SERANG, RADARBANTEN.CO.ID- PT Wijaya Karya Serang Panimbang (WSP) bersama Pemerintah Kabupaten Lebak melalui Badan Pendapatan Daerah (Bapenda) mencapai kesepakatan dalam penyelesaian kewajiban Pajak Bumi dan Bangunan sektor Perkebunan, Perhutanan, dan Pertambangan (PBB-P2) untuk ruas Jalan Tol Serang–Panimbang. Kesepakatan tersebut menjadi langkah bersama dalam menyelesaikan persoalan melalui jalur komunikasi dan koordinasi yang konstruktif.
Pertemuan yang berlangsung di Kantor Pusat WIKA Serang Panimbang itu dilakukan sebagai tindak lanjut atas isu yang berkembang terkait kewajiban PBB-P2 Jalan Tol Serang–Panimbang. Dalam pertemuan tersebut, kedua belah pihak menyepakati sejumlah skema penyelesaian, di antaranya penghapusan denda, pemberian insentif, serta opsi pembayaran secara bertahap.
WSP menegaskan bahwa perusahaan tetap berkomitmen menjalankan seluruh kewajiban sesuai ketentuan peraturan perundang-undangan yang berlaku. Selain itu, perusahaan juga terus mengedepankan prinsip tata kelola perusahaan yang baik atau Good Corporate Governance dalam setiap pelaksanaan kewajiban kepada pemerintah daerah.
Sinergi yang terjalin antara Pemerintah Kabupaten Lebak dan PT Wijaya Karya Serang Panimbang sebagai Badan Usaha Milik Negara (BUMN) dinilai menjadi wujud komitmen bersama dalam membangun hubungan kerja yang harmonis. Kolaborasi tersebut juga mencerminkan penyelesaian persoalan melalui dialog yang terbuka dengan tetap mengedepankan kepatuhan terhadap regulasi.
Direktur Keuangan, Human Capital, dan Manajemen Risiko WSP, San Oktavia Hari Akbar, menyampaikan apresiasi kepada Pemerintah Kabupaten Lebak atas ruang penyelesaian yang diberikan melalui skema yang telah disepakati bersama. Menurutnya, langkah tersebut menjadi bukti adanya komunikasi yang baik antara pemerintah daerah dan BUMN dalam mencari solusi yang saling menguntungkan.
“Kami mengapresiasi itikad baik Pemkab Lebak yang telah memberikan ruang penyelesaian melalui skema ini. Ini menegaskan komitmen WIKA Serang Panimbang untuk menuntaskan seluruh kewajiban perusahaan kepada daerah secara bertanggung jawab,” ujar San Oktavia Hari Akbar kepada RADARBANTEN.CO.ID, pada Jumat 7 Agustus 2026.
Ia menambahkan, komitmen tersebut sejalan dengan peran WSP sebagai operator Jalan Tol Serang–Panimbang yang telah memberikan kontribusi terhadap pertumbuhan ekonomi Kabupaten Lebak sejak ruas tol mulai beroperasi. Dampak tersebut terlihat dari meningkatnya Produk Domestik Regional Bruto (PDRB), kunjungan wisatawan, hingga masuknya investasi baru di kawasan Banten Tengah dan Selatan.

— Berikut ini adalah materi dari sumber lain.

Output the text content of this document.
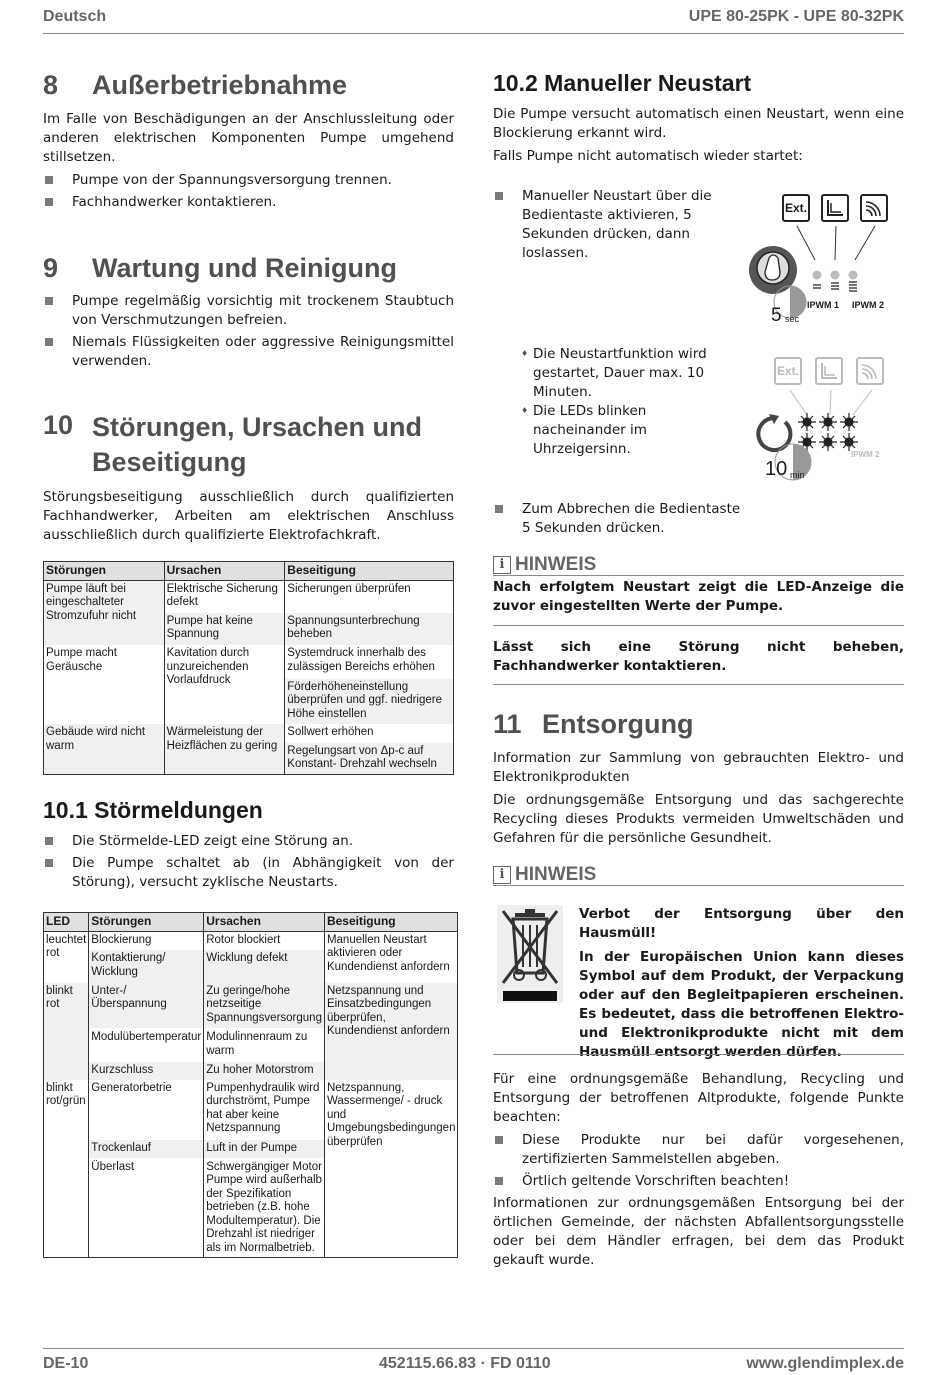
Deutsch	UPE 80-25PK - UPE 80-32PK
8	Außerbetriebnahme

Im Falle von Beschädigungen an der Anschlussleitung oder anderen elektrischen Komponenten Pumpe umgehend stillsetzen.

Pumpe von der Spannungsversorgung trennen.
Fachhandwerker kontaktieren.
9	Wartung und Reinigung
Pumpe regelmäßig vorsichtig mit trockenem Staubtuch von Verschmutzungen befreien.
Niemals Flüssigkeiten oder aggressive Reinigungsmittel verwenden.
10 Störungen, Ursachen und
Beseitigung

Störungsbeseitigung ausschließlich durch qualifizierten Fachhandwerker, Arbeiten am elektrischen Anschluss ausschließlich durch qualifizierte Elektrofachkraft.

Störungen	Ursachen	Beseitigung
Pumpe läuft bei eingeschalteter Stromzufuhr nicht	Elektrische Sicherung defekt	Sicherungen überprüfen
	Pumpe hat keine Spannung	Spannungsunterbrechung beheben
Pumpe macht Geräusche	Kavitation durch unzureichenden Vorlaufdruck	Systemdruck innerhalb des zulässigen Bereichs erhöhen
		Förderhöheneinstellung überprüfen und ggf. niedrigere Höhe einstellen
Gebäude wird nicht warm	Wärmeleistung der Heizflächen zu gering	Sollwert erhöhen
		Regelungsart von Δp-c auf Konstant- Drehzahl wechseln
10.1 Störmeldungen
Die Störmelde-LED zeigt eine Störung an.
Die Pumpe schaltet ab (in Abhängigkeit von der Störung), versucht zyklische Neustarts.
LED	Störungen	Ursachen	Beseitigung
leuchtet rot	Blockierung	Rotor blockiert	Manuellen Neustart aktivieren oder Kundendienst anfordern
	Kontaktierung/ Wicklung	Wicklung defekt	
blinkt rot	Unter-/Überspannung	Zu geringe/hohe netzseitige Spannungsversorgung	Netzspannung und Einsatzbedingungen überprüfen, Kundendienst anfordern
	Modulübertemperatur	Modulinnenraum zu warm	
	Kurzschluss	Zu hoher Motorstrom	
blinkt rot/grün	Generatorbetrie	Pumpenhydraulik wird durchströmt, Pumpe hat aber keine Netzspannung	Netzspannung, Wassermenge/ - druck und Umgebungsbedingungen überprüfen
	Trockenlauf	Luft in der Pumpe	
	Überlast	Schwergängiger Motor Pumpe wird außerhalb der Spezifikation betrieben (z.B. hohe Modultemperatur). Die Drehzahl ist niedriger als im Normalbetrieb.	
10.2 Manueller Neustart

Die Pumpe versucht automatisch einen Neustart, wenn eine Blockierung erkannt wird.

Falls Pumpe nicht automatisch wieder startet:

Manueller Neustart über die Bedientaste aktivieren, 5 Sekunden drücken, dann loslassen.
♦ Die Neustartfunktion wird gestartet, Dauer max. 10 Minuten.
♦ Die LEDs blinken nacheinander im Uhrzeigersinn.
Zum Abbrechen die Bedientaste 5 Sekunden drücken.
Ext.
IPWM 1 IPWM 2
5 sec
Ext.
IPWM 2
10 min
i HINWEIS

Nach erfolgtem Neustart zeigt die LED-Anzeige die zuvor eingestellten Werte der Pumpe.

Lässt sich eine Störung nicht beheben, Fachhandwerker kontaktieren.

11 Entsorgung

Information zur Sammlung von gebrauchten Elektro- und Elektronikprodukten

Die ordnungsgemäße Entsorgung und das sachgerechte Recycling dieses Produkts vermeiden Umweltschäden und Gefahren für die persönliche Gesundheit.

i HINWEIS

Verbot der Entsorgung über den Hausmüll!

In der Europäischen Union kann dieses Symbol auf dem Produkt, der Verpackung oder auf den Begleitpapieren erscheinen. Es bedeutet, dass die betroffenen Elektro- und Elektronikprodukte nicht mit dem Hausmüll entsorgt werden dürfen.

Für eine ordnungsgemäße Behandlung, Recycling und Entsorgung der betroffenen Altprodukte, folgende Punkte beachten:

Diese Produkte nur bei dafür vorgesehenen, zertifizierten Sammelstellen abgeben.
Örtlich geltende Vorschriften beachten!

Informationen zur ordnungsgemäßen Entsorgung bei der örtlichen Gemeinde, der nächsten Abfallentsorgungsstelle oder bei dem Händler erfragen, bei dem das Produkt gekauft wurde.

DE-10	452115.66.83 · FD 0110	www.glendimplex.de
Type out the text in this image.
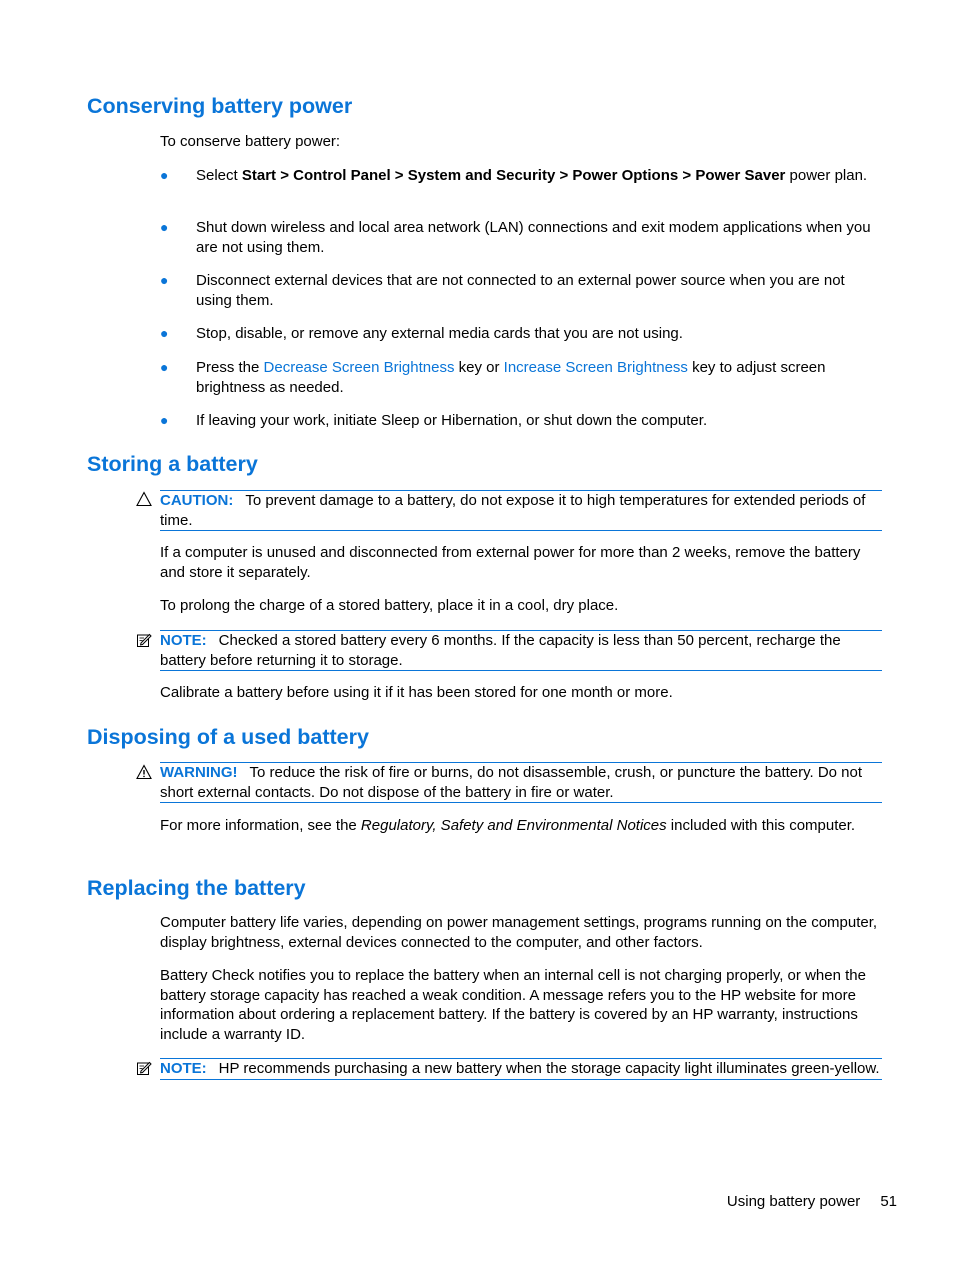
Conserving battery power

To conserve battery power:

● Select Start > Control Panel > System and Security > Power Options > Power Saver power plan.
● Shut down wireless and local area network (LAN) connections and exit modem applications when you are not using them.
● Disconnect external devices that are not connected to an external power source when you are not using them.
● Stop, disable, or remove any external media cards that you are not using.
● Press the Decrease Screen Brightness key or Increase Screen Brightness key to adjust screen brightness as needed.
● If leaving your work, initiate Sleep or Hibernation, or shut down the computer.
Storing a battery

CAUTION: To prevent damage to a battery, do not expose it to high temperatures for extended periods of time.

If a computer is unused and disconnected from external power for more than 2 weeks, remove the battery and store it separately.

To prolong the charge of a stored battery, place it in a cool, dry place.

NOTE: Checked a stored battery every 6 months. If the capacity is less than 50 percent, recharge the battery before returning it to storage.

Calibrate a battery before using it if it has been stored for one month or more.

Disposing of a used battery

WARNING! To reduce the risk of fire or burns, do not disassemble, crush, or puncture the battery. Do not short external contacts. Do not dispose of the battery in fire or water.

For more information, see the Regulatory, Safety and Environmental Notices included with this computer.

Replacing the battery

Computer battery life varies, depending on power management settings, programs running on the computer, display brightness, external devices connected to the computer, and other factors.

Battery Check notifies you to replace the battery when an internal cell is not charging properly, or when the battery storage capacity has reached a weak condition. A message refers you to the HP website for more information about ordering a replacement battery. If the battery is covered by an HP warranty, instructions include a warranty ID.

NOTE: HP recommends purchasing a new battery when the storage capacity light illuminates green-yellow.

Using battery power 51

WSP juga mengajak seluruh pemangku kepentingan, baik pemerintah, dunia usaha, maupun masyarakat, untuk terus memperkuat kolaborasi dalam mendukung percepatan pembangunan wilayah.
Kehadiran Jalan Tol Serang–Panimbang diharapkan mampu meningkatkan konektivitas, mendorong investasi, memperkuat sektor pariwisata, serta menjadi penggerak pemerataan pembangunan dan kesejahteraan masyarakat di Provinsi Banten.